Une chronique politique sans parti pris

La contradiction créatrice de nos institutions

 

Un bon juriste peut présenter soit le plaidoyer comme avocat d’un accusé, soit le réquisitoire comme ministère public. Selon la situation de l’orateur, l’inculpé sera présenté noir ou blanc. Car il y a dans tout dossier de quoi plaider la condamnation ou l’acquittement.  Tel est le défi auquel a été confronté le conseiller fédéral Albert Rösti, ancien président de l’UDC, qui a jadis combattu la loi climat jusqu’à lancer un référendum, et qui doit maintenant défendre cette loi au nom du conseil fédéral en vue de la votation du 18 juin.

La presse en fait des gorges chaudes : quoi de plus cocasse que les contorsions d’un idéologue de droite. Or, ce qui se passe n’illustre pas une contradiction de nos institutions mais leur force. Parmi ses piliers, il y a la concordance et la collégialité : tout parti important doit être représenté au gouvernement et, dès lors, tout ministre doit défendre la position de celui-ci en faisant abstraction de celle de son ancien parti et (ou) de la sienne. Cette double contrainte est évidemment inimaginable dans la plupart des régimes, mais elle est la singularité essentielle de la Suisse. Elle en a assuré la stabilité et la prospérité.

Albert Rösti remplit donc parfaitement son office. Et son ex-parti a tort de se moquer de cette contorsion. Gouverner un pays en dehors de toute politique partisane consiste à accepter des thèses provenant de tous les horizons. Cela détermine forcément une démarche centriste. Dans un débat en Helvétie, il arrive souvent qu’une des parties se rallie à la thèse qu’elle a combattue « Par gain de paix », formule admirable. Cela veut dire en clair que personne n’est jamais tout à fait assuré d’avoir raison et qu’il écoute les arguments de la partie adverse avec sérieux et empathie.

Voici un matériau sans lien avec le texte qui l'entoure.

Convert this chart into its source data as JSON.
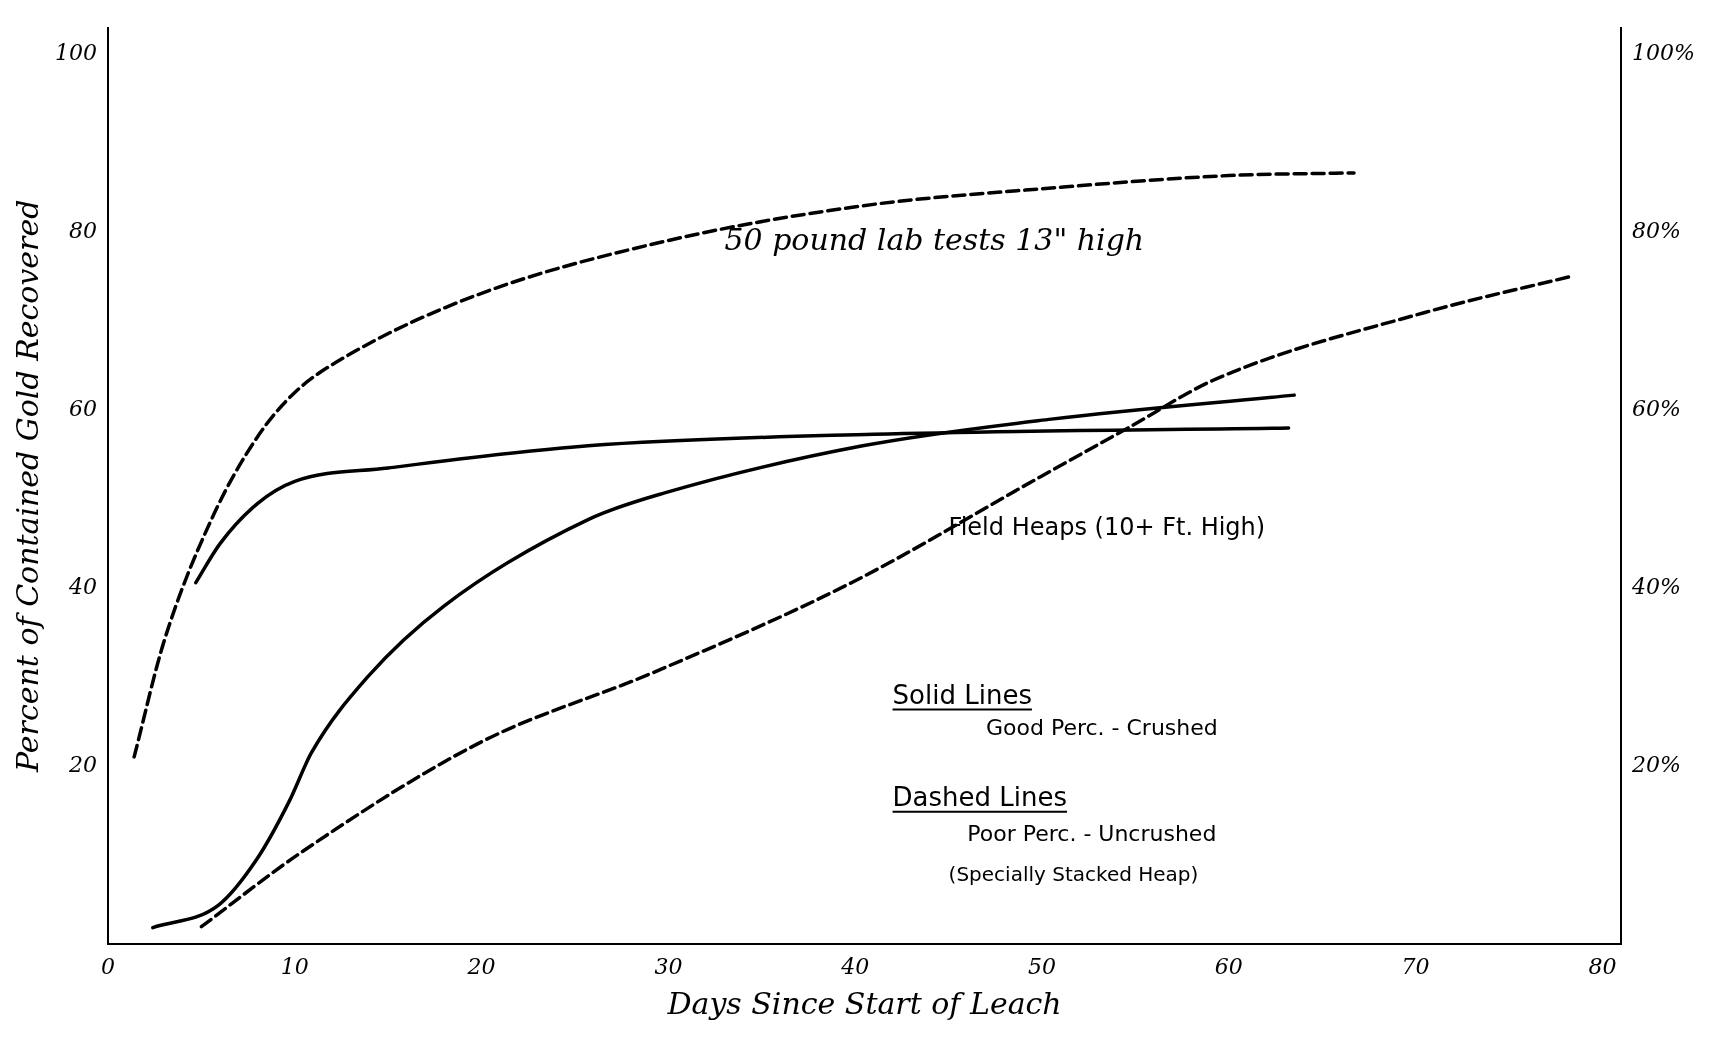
{
  "chart_data": {
    "type": "line",
    "xlabel": "Days Since Start of Leach",
    "ylabel": "Percent of Contained Gold Recovered",
    "xlim": [
      0,
      81
    ],
    "xticks": [
      0,
      10,
      20,
      30,
      40,
      50,
      60,
      70,
      80
    ],
    "ylim": [
      0,
      103
    ],
    "yticks": [
      20,
      40,
      60,
      80,
      100
    ],
    "y2lim": [
      0,
      103
    ],
    "y2ticks": [
      {
        "value": 20,
        "label": "20%"
      },
      {
        "value": 40,
        "label": "40%"
      },
      {
        "value": 60,
        "label": "60%"
      },
      {
        "value": 80,
        "label": "80%"
      },
      {
        "value": 100,
        "label": "100%"
      }
    ],
    "grid": false,
    "legend": false,
    "marker": "none",
    "series": [
      {
        "color": "#000000",
        "line_style": "dashed",
        "x": [
          1.4,
          3,
          5.6,
          8,
          10,
          12.7,
          19.8,
          29.8,
          40.4,
          50.5,
          60,
          66.7
        ],
        "values": [
          21,
          34,
          48,
          57,
          62,
          66,
          73,
          79,
          83,
          85,
          86.4,
          86.7
        ]
      },
      {
        "color": "#000000",
        "line_style": "solid",
        "x": [
          4.7,
          6,
          8,
          10,
          15,
          25.7,
          41,
          63.2
        ],
        "values": [
          40.6,
          45,
          49.5,
          52,
          53.5,
          56,
          57.3,
          58
        ]
      },
      {
        "color": "#000000",
        "line_style": "solid",
        "x": [
          2.4,
          5.9,
          8,
          9.7,
          10.9,
          13.9,
          18,
          25.7,
          29.8,
          40.4,
          50.5,
          63.5
        ],
        "values": [
          1.8,
          4.3,
          9.6,
          16,
          21.5,
          30,
          38,
          47.7,
          50.7,
          56,
          59,
          61.7
        ]
      },
      {
        "color": "#000000",
        "line_style": "dashed",
        "x": [
          5,
          10.3,
          20,
          29.2,
          39.8,
          49.9,
          54.6,
          59.3,
          70.5,
          78.2
        ],
        "values": [
          1.9,
          10.2,
          22.7,
          30.5,
          40.6,
          52.5,
          58,
          63.5,
          71,
          75
        ]
      }
    ],
    "annotations": [
      "50 pound lab tests 13\" high",
      "Field Heaps (10+ Ft. High)",
      "Solid Lines",
      "Good Perc. - Crushed",
      "Dashed Lines",
      "Poor Perc. - Uncrushed",
      "(Specially Stacked Heap)"
    ]
  }
}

Dès lors on peut se demander quand est-ce que Rösti parle selon sa conviction personnelle : avec ou contre le Conseil fédéral ? A-t-il réellement des convictions ?

A la suite d’une déclaration révélatrice, on peut parier qu’il n’a pas changé d’opinion mais seulement de discours. En effet lors d’un congrès le 20 avril sur les économies d’énergie, il a déclaré : « …nous aurons un hiver2023-2024 plus froid car celui que nous avons vécu est statistiquement le plus chaud des dernières années. » C’était à la fois faux et naïf, personne ne peut prédire ce que sera le prochain hiver et celui qui néanmoins s’y risque dévoile surtout son ignorance.

La propriété fondamentale d’une variable aléatoire est qu’elle est imprévisible : si on joue à pile ou face, ce n’est pas parce qu’on vient de tirer pile que, la fois suivante, on a plus de chance de tirer face. De même, un hiver froid ne compense pas un hiver chaud, ni ne lui succède.

La seule chose que l’on puisse actuellement affirmer, c’est que le réchauffement climatique nous permet d’envisager une lente montée des températures. Et donc s’il fallait parier, il y a tout de même un peu plus de chances d’avoir un hiver chaud que froid parce que le tirage est biaisé à partir de maintenant.

Le parti dont Rösti fut président a mené des campagnes de désinformation en matière climatique avec des assertions invraisemblables et contradictoires : il n’y aurait pas de réchauffement ; s’il y en avait un, ce ne serait pas dû à l’action humaine ; nous ne pourrions de toute façon rien faire pour l’enrayer. De telles contre-vérités répétées finissent par devenir des certitudes pour ceux qui les propagent. Ils ne parviennent pas à se ranger à l’opinion du parti inverse car ce serait reconnaître qu’ils se sont lourdement trompés et, surtout, qu’ils ont gravement mené l’opinion publique sur une fausse voie. S’ils réussissent si bien en politique au point d’être le premier parti de la Suisse, c’est précisément parce qu’ils rencontrent les préjugés les plus secrets, les plus inavouables, les plus irréalistes de la plus grande part de la population. Réussir commodément en politique ne s’obtient pas en guidant le peuple, mais en le suivant.